Even within the financial industry itself, this analysis is widely shared, the report says. As early as April 2006, Merrill Lynch estimated that speculation was causing commodity prices to trade at 50 per cent higher than if they were based on fundamental supply and demand alone.

George Soros told Stern Magazine that “every speculation is also rooted in reality… [however] Speculators create the bubble that lies above everything. Their expectations, their gambling on futures help drive up prices, and their business distorts prices, which is especially true for commodities. It is like hoarding food in the midst of a famine, only to make profits on rising prices. That should not be possible.”

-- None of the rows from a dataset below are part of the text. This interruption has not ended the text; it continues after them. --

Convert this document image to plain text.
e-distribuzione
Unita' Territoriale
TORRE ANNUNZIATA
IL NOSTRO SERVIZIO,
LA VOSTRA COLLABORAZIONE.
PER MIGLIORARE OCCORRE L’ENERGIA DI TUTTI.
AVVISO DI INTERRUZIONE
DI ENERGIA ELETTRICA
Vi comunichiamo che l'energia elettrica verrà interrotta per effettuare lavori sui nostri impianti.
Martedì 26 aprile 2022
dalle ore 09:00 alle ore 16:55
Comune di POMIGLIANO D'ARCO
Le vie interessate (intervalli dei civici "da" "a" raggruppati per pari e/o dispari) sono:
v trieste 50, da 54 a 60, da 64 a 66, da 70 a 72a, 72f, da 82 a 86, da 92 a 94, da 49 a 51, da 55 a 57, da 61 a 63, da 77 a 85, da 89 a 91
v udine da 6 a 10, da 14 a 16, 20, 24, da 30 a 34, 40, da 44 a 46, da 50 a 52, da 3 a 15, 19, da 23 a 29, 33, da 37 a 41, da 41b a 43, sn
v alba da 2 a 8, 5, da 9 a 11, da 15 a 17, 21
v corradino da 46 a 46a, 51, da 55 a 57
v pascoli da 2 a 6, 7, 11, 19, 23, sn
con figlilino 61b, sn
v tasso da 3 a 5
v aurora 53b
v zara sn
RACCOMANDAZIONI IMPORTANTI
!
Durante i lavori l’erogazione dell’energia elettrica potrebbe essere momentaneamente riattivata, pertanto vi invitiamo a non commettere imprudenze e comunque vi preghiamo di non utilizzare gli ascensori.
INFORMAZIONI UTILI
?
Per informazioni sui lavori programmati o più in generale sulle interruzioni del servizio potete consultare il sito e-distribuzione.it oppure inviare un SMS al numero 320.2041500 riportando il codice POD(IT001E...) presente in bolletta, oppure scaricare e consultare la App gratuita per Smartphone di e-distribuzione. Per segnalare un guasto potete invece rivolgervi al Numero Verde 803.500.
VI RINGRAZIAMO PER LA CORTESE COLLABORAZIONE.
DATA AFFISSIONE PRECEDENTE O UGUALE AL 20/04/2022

For coffee and cocoa producers in Africa, they are uncertain which way the market will go next. Uncertainty affects investment and marketing and can lead to chaos as traders can no longer rely on the fundamentals of supply and demand. WDM says that the same banks, secretive hedge funds and dangerous speculation that caused the sub-prime mortgage crisis and global financial meltdown are also causing food prices to rise massively.

Although poor harvests were the initial trigger for price rises in cocoa, the finger is being pointed at hedge funds and big investment banks like Goldman Sachs for worsening the situation by speculating on food. WDM estimates that last year Goldman Sachs made $1 billion of profits from speculating on food.

The report says that “over the past decade, the world’s most powerful financial institutions have developed ever more elaborate ways to package, re-package and trade a range of financial contracts known as derivatives.

“A derivative is not based on an exchange of tangible assets such as goods or money, but rather is a financial contract with a value linked to the expected future price movements of the underlying asset.

“Derivatives trading has been one of the most lucrative parts of the financial industry, but it is the increasingly complex, opaque and disconnected nature of these and similar products that ultimately triggered the collapse of the banks and the worst financial crisis in human history.”

In The great hunger lottery, World Development Movement has compiled extensive evidence establishing the role of food commodity derivatives in destabilising and driving up food prices around the world. This in turn, has led to food prices becoming unaffordable for low-income families around the world, particularly in developing countries highly reliant on food imports.

Nowhere was this more clearly seen than during the astonishing surge in staple food prices over the course of 2007-2008, when millions went hungry and food riots swept major cities around the world.

The ‘great hunger lottery’ shows how this alarming episode was fuelled by the behaviour of financial speculators, and describes the terrible immediate impacts on vulnerable families around the world, as well as the long term damage to the fight against global poverty.

WDM warns that unless urgent steps are taken to clamp down on the banks, prices could get out of control.